3rd Immunotherapy of Cancer Conference (ITOC3)
Hypoxia and its impact on the immune system
Dr Luigi Varesio - Giannina Gaslini Institute, Genova, Italy
We deal mostly with neuroblastoma, that is one of the most frequent solid paediatric cancers and for which the prognosis is not very good, about 50% of the high risk patients die and for the time being we are all looking for new approaches, including immunotherapy based approaches for treating this disease.
Could you tell us about your research in hypoxia affecting the microenvironment?
Sure. The idea behind it is that if you want to deal with a tumour you have to deal with the whole tumour mass which is composed by many cellular types, not just tumour cells but also leucocytes that infiltrate the tumour - macrophages, dendritic cells, eosinophils, all kinds of leucocytes. And then also you have to take care of the stroma cells, the vessels, so there is a complex mass. Within a tumour mass you have signals, very important signals, and one of these is hypoxia, namely there is a low oxygen tension which is very important because every cell in the tumour mass has to feel this low oxygen sensor. There are no receptors so there are sensors in each cell and each cell responds to hypoxia. The response to hypoxia makes these hypoxic patches, areas, and you can find them within the tumour mass, areas highly hypoxic and less hypoxic. Now hypoxia is associated with resistance to drug treatment and also improves or increases metastatic spread so it’s a negative factor for the tumour. In fact, we can see in neuroblastoma children the higher the tumour hypoxia the worse is the prognosis. So in one way we have to deal with it and we have to deal with the situation in which you have non-hypoxic tumour cells and hypoxic tumour cells, non-hypoxic lymphocytes and hypoxic lymphocytes that coexist in different compartments within the tumour mass. Unfortunately the treatment for those hypoxic tumour cells and non-hypoxic tumour cells has to be different because one cell is sensitive and the other is resistant to treatment. Therefore it is complex and there are new promising avenues. On the one hand we can take advantage of the fact that the macrophages, dendritic cells, the immune cells travel from hypoxic areas to non-hypoxic and vice versa. So hypoxia is not a static situation, it’s a dynamic situation and we can take advantage of that to carry or to deliver immune reactive cells from one place to the next. Another is to develop drugs; there are now drugs being tested which are active only on the hypoxic condition. So one idea would be to treat sequentially the patients with drugs that are mostly effective under non-hypoxic conditions followed by drugs which would be activated only under hypoxic conditions thereby trying to get rid of the remaining hypoxic niches.
So this is basically the leading idea. The problem with that, of course, is that you cannot really biopsy kids sequentially so you have to find out some way, somehow, to figure out whether we are dealing with hypoxic response, whether the kids respond to therapy. This is the last approach we have taken is to monitor exosomes. Exosomes are small vesicles released by the tumour that are floated into the blood stream and you can look at these exosomes. The content of the exosome reflects the content of the cells from which they come from and notably there are molecules like small RNA, very stable, called microRNA, that can be used as a biomarker of the biology of the tumour. This is what we have been doing in the neuroblastoma; other groups are doing similar things in other kinds of cancer, big cancer. There is good indication that going back to the hypoxia problem we can derive from these exosomes some signature, some group of microRNA, that will indicate whether or not there is a hypoxic area or there is a large hypoxic area in the tumour and whether or not drugs that should affect the hypoxic area of the tumour are actually working functionally.

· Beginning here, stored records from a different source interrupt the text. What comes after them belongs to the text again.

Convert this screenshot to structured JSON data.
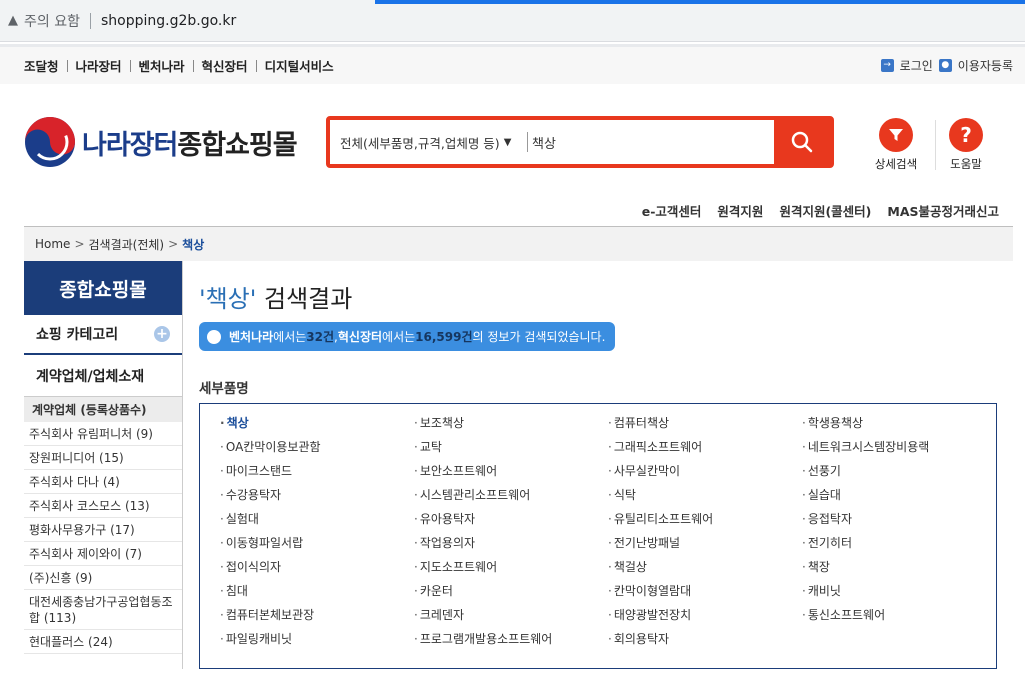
{
  "browser": {
    "warning": "주의 요함",
    "url": "shopping.g2b.go.kr"
  },
  "util": {
    "sites": [
      "조달청",
      "나라장터",
      "벤처나라",
      "혁신장터",
      "디지털서비스"
    ],
    "login": "로그인",
    "register": "이용자등록"
  },
  "header": {
    "logo_brand_a": "나라장터",
    "logo_brand_b": "종합쇼핑몰",
    "search_scope": "전체(세부품명,규격,업체명 등)",
    "search_value": "책상",
    "detail_search": "상세검색",
    "help": "도움말",
    "colors": {
      "accent": "#e8381e",
      "navy": "#1b3d7a"
    }
  },
  "subnav": [
    "e-고객센터",
    "원격지원",
    "원격지원(콜센터)",
    "MAS불공정거래신고"
  ],
  "breadcrumb": {
    "home": "Home",
    "mid": "검색결과(전체)",
    "current": "책상"
  },
  "sidebar": {
    "title": "종합쇼핑몰",
    "category": "쇼핑 카테고리",
    "vendor_section": "계약업체/업체소재",
    "vendor_head": "계약업체 (등록상품수)",
    "vendors": [
      "주식회사 유림퍼니처 (9)",
      "장원퍼니디어 (15)",
      "주식회사 다나 (4)",
      "주식회사 코스모스 (13)",
      "평화사무용가구 (17)",
      "주식회사 제이와이 (7)",
      "(주)신흥 (9)",
      "대전세종충남가구공업협동조합 (113)",
      "현대플러스 (24)"
    ]
  },
  "main": {
    "query": "'책상'",
    "title_suffix": " 검색결과",
    "info": {
      "venture": "벤처나라",
      "t1": "에서는 ",
      "venture_count": "32건",
      "t2": ", ",
      "innov": "혁신장터",
      "t3": "에서는 ",
      "innov_count": "16,599건",
      "t4": " 의 정보가 검색되었습니다."
    },
    "section": "세부품명",
    "items": [
      "책상",
      "보조책상",
      "컴퓨터책상",
      "학생용책상",
      "OA칸막이용보관함",
      "교탁",
      "그래픽소프트웨어",
      "네트워크시스템장비용랙",
      "마이크스탠드",
      "보안소프트웨어",
      "사무실칸막이",
      "선풍기",
      "수강용탁자",
      "시스템관리소프트웨어",
      "식탁",
      "실습대",
      "실험대",
      "유아용탁자",
      "유틸리티소프트웨어",
      "응접탁자",
      "이동형파일서랍",
      "작업용의자",
      "전기난방패널",
      "전기히터",
      "접이식의자",
      "지도소프트웨어",
      "책걸상",
      "책장",
      "침대",
      "카운터",
      "칸막이형열람대",
      "캐비닛",
      "컴퓨터본체보관장",
      "크레덴자",
      "태양광발전장치",
      "통신소프트웨어",
      "파일링캐비닛",
      "프로그램개발용소프트웨어",
      "회의용탁자"
    ]
  }
}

What is the clinical applicability?
I think that the exosome kind of research has the highest applicability because we can do more work on it. It’s a non-invasive way of getting information on the tumour. So even in terms of getting a sample from the patients all it takes is to obtain one or two mls of blood and it’s something doable, even if we are dealing with small kids. So it’s something that can be done ethically and can be done on a sequential basis so we can follow the response of the patient on time along the timeline.

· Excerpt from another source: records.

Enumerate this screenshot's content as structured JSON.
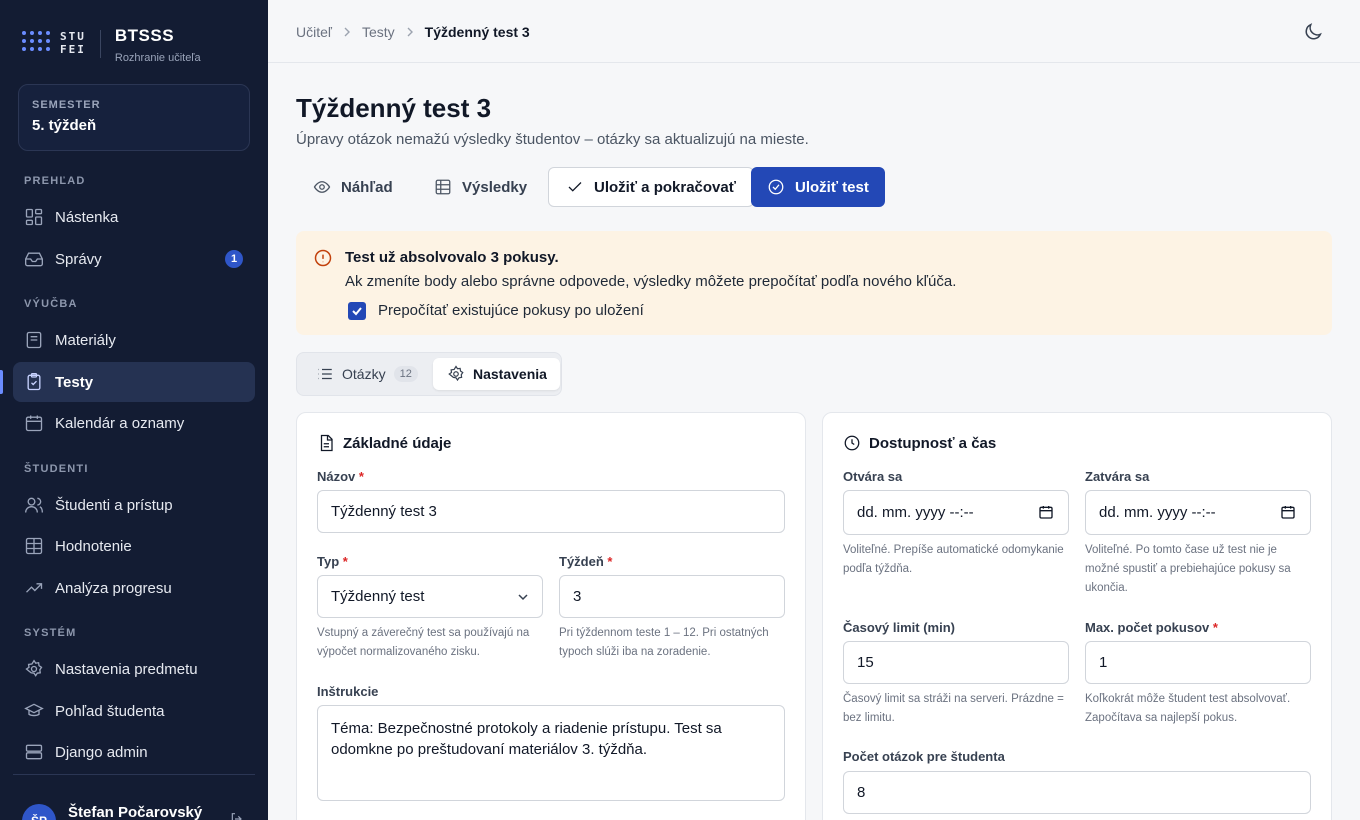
{
  "brand": {
    "logo_text": "STU FEI",
    "name": "BTSSS",
    "subtitle": "Rozhranie učiteľa"
  },
  "semester": {
    "label": "SEMESTER",
    "value": "5. týždeň"
  },
  "sidebar": {
    "sections": [
      "PREHĽAD",
      "VÝUČBA",
      "ŠTUDENTI",
      "SYSTÉM"
    ],
    "items": [
      {
        "label": "Nástenka",
        "icon": "dashboard-icon"
      },
      {
        "label": "Správy",
        "icon": "inbox-icon",
        "badge": "1"
      },
      {
        "label": "Materiály",
        "icon": "book-icon"
      },
      {
        "label": "Testy",
        "icon": "clipboard-check-icon",
        "active": true
      },
      {
        "label": "Kalendár a oznamy",
        "icon": "calendar-icon"
      },
      {
        "label": "Študenti a prístup",
        "icon": "users-icon"
      },
      {
        "label": "Hodnotenie",
        "icon": "table-icon"
      },
      {
        "label": "Analýza progresu",
        "icon": "trending-icon"
      },
      {
        "label": "Nastavenia predmetu",
        "icon": "gear-icon"
      },
      {
        "label": "Pohľad študenta",
        "icon": "graduation-cap-icon"
      },
      {
        "label": "Django admin",
        "icon": "server-icon"
      }
    ]
  },
  "user": {
    "name": "Štefan Počarovský",
    "initials": "ŠP"
  },
  "breadcrumb": {
    "items": [
      "Učiteľ",
      "Testy"
    ],
    "current": "Týždenný test 3"
  },
  "page": {
    "title": "Týždenný test 3",
    "subtitle": "Úpravy otázok nemažú výsledky študentov – otázky sa aktualizujú na mieste."
  },
  "actions": {
    "preview": "Náhľad",
    "results": "Výsledky",
    "save_continue": "Uložiť a pokračovať",
    "save": "Uložiť test"
  },
  "alert": {
    "title": "Test už absolvovalo 3 pokusy.",
    "description": "Ak zmeníte body alebo správne odpovede, výsledky môžete prepočítať podľa nového kľúča.",
    "checkbox_label": "Prepočítať existujúce pokusy po uložení",
    "checked": true
  },
  "tabs": {
    "questions": "Otázky",
    "questions_count": "12",
    "settings": "Nastavenia",
    "active": "settings"
  },
  "basic": {
    "heading": "Základné údaje",
    "name_label": "Názov",
    "name_value": "Týždenný test 3",
    "type_label": "Typ",
    "type_value": "Týždenný test",
    "type_help": "Vstupný a záverečný test sa používajú na výpočet normalizovaného zisku.",
    "week_label": "Týždeň",
    "week_value": "3",
    "week_help": "Pri týždennom teste 1 – 12. Pri ostatných typoch slúži iba na zoradenie.",
    "instructions_label": "Inštrukcie",
    "instructions_value": "Téma: Bezpečnostné protokoly a riadenie prístupu. Test sa odomkne po preštudovaní materiálov 3. týždňa."
  },
  "availability": {
    "heading": "Dostupnosť a čas",
    "opens_label": "Otvára sa",
    "opens_placeholder": "dd. mm. yyyy --:--",
    "opens_help": "Voliteľné. Prepíše automatické odomykanie podľa týždňa.",
    "closes_label": "Zatvára sa",
    "closes_placeholder": "dd. mm. yyyy --:--",
    "closes_help": "Voliteľné. Po tomto čase už test nie je možné spustiť a prebiehajúce pokusy sa ukončia.",
    "time_limit_label": "Časový limit (min)",
    "time_limit_value": "15",
    "time_limit_help": "Časový limit sa stráži na serveri. Prázdne = bez limitu.",
    "max_attempts_label": "Max. počet pokusov",
    "max_attempts_value": "1",
    "max_attempts_help": "Koľkokrát môže študent test absolvovať. Započítava sa najlepší pokus.",
    "questions_per_student_label": "Počet otázok pre študenta",
    "questions_per_student_value": "8"
  },
  "colors": {
    "sidebar_bg": "#131c33",
    "primary": "#2348b6",
    "alert_bg": "#fdf3e4",
    "alert_icon": "#c2410c",
    "required": "#dc2626"
  }
}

What do you see on the horizon in terms of drug development?
As you may or may not know it is difficult to experiment new drugs in kids because, fortunately for the kids and unfortunately for research, these tumours are very rare and companies are not that interested in experimenting drugs on a small population of patients. Therefore, the future of this will depend a lot on what is going on with other kinds of tumours. Eventually we can utilise in the paediatric environment tumours that were developed for adult patients or for different… And this is a complication because neuroblastoma is only a paediatric tumour so we have to rely on drugs that were derived for melanoma, derived for other kinds of cancer. But nevertheless the problem of hypoxia as a risk factor is not unique to neuroblastoma, it is something that occurs in breast cancer, prostate cancer, so it is likely that the research in which you try to deal with the hypoxic tumour cells or the hypoxic part of the tumour may progress and drugs be developed in other kinds of tumours that could be applicable for neuroblastoma.